Pontecorvo's film certainly conveys its message very well. Walker's actions to methodically secure the island are simply fascinating. He manipulates every group on-hand, focused solely on his expedient political goals. As in today's foreign policy, actions are undertaken for short-term victories, even if they backfire in the long term. Walker incites a black slave rebellion, then keeps it under control by convincing a group of white landowners to seize the capital city - an easy victory which gives Queimada a "presentable" government. Nevermind the part Dolores and his blacks played in the revolt; although no longer "slaves", their "liberation" results in their being even worse-off than before - even though the new government improves infrastructure and builds up the country - leading to a new revolt by the same rebels. Finally, when the government proves ineffective, they are disposed of by the very people who propped them up - and British soldiers intervene directly in the conflict, escalating the brutality. Though successful, these policies are also counterproductive - by burning the sugar cane forests to root out rebel forces, the British destroy the very reason they came to the island - to monopolize on its sugar. Thus, this imperialist war becomes nothing more than an exercise in pride and brutality.

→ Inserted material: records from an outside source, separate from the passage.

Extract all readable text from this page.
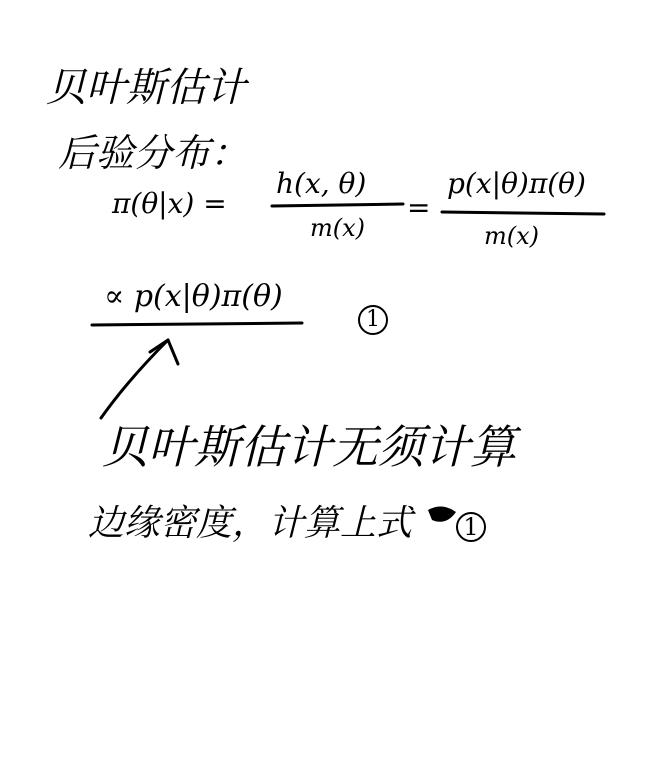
贝叶斯估计
后验分布：
π(θ|x) =
h(x, θ)
m(x)
=
p(x|θ)π(θ)
m(x)
∝ p(x|θ)π(θ)
1
贝叶斯估计无须计算
边缘密度，计算上式	1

All of this rings true. It is certainly pertinent to today's situations in Iraq and Afghanistan (if not as much as it was to the contemporary Vietnam conflict), showing that the more things change, the more they stay the same. On this level, the film is mostly successful.

However, the film's primary failure is in its direction. Pontecorvo's static, unemotional cinema verite style worked well with Battle of Algiers; the use of non-actors in key roles enhanced the film's realism. Pontecorvo employs the same techniques here (although the supporting cast is fleshed out with a handful of British and Italian character actors), and yet mostly fails. This is because Algiers was a relatively modest docudrama set within one city; Queimada is (or tries to be) a large-scale historical epic, and the static visual style and direction cause many of the film's major set-pieces to falter. Most of the film's action, both political and military, happen off-screen; usually, we only learn about the effects afterward. What we do see are brief snippets, which vary in effectiveness. The movie has its share of visually stunning sequences - the march of the slave army, the execution scenes, and Walker watching the massacre of rebels through an eyeglass - but on the whole, the effect is underwhelming.

The movie also lacks strong central characters. Algiers had Jean Martin's coolly professional Colonel Matthieu and Brahim Haigag's Ali La Pointe, who goes from street punk to principled revolutionary. The equivalent characters in Queimada, Walker and Dolores, are cartoonish by comparison. Although his actions are fascinating, Walker himself is not a well-drawn character; he effectively stands for the ideas he represents, but nothing more. Brando's performance is surprisingly subdued, but his wig, accent and the screenplay undermine his best efforts. Evaristo Marquez's Dolores is similar; he is more of an idea than a character, and unlike in Algiers, the casting of a non-actor does not work. In this case, it simply undermines the character. Neither character has much depth or development through the picture, and thus neither is really interesting. The supporting cast is made up of even more cartoonish stereotypes, and hardly worth a mention; only Renato Salvatori as the hapless President of Queimada makes any impression.

For all its ambition, Queimada! is something of a disappointment. Although it makes its points broadly and well, as a movie it doesn't quite work. It is ultimately one of those films that is more interesting than entertaining.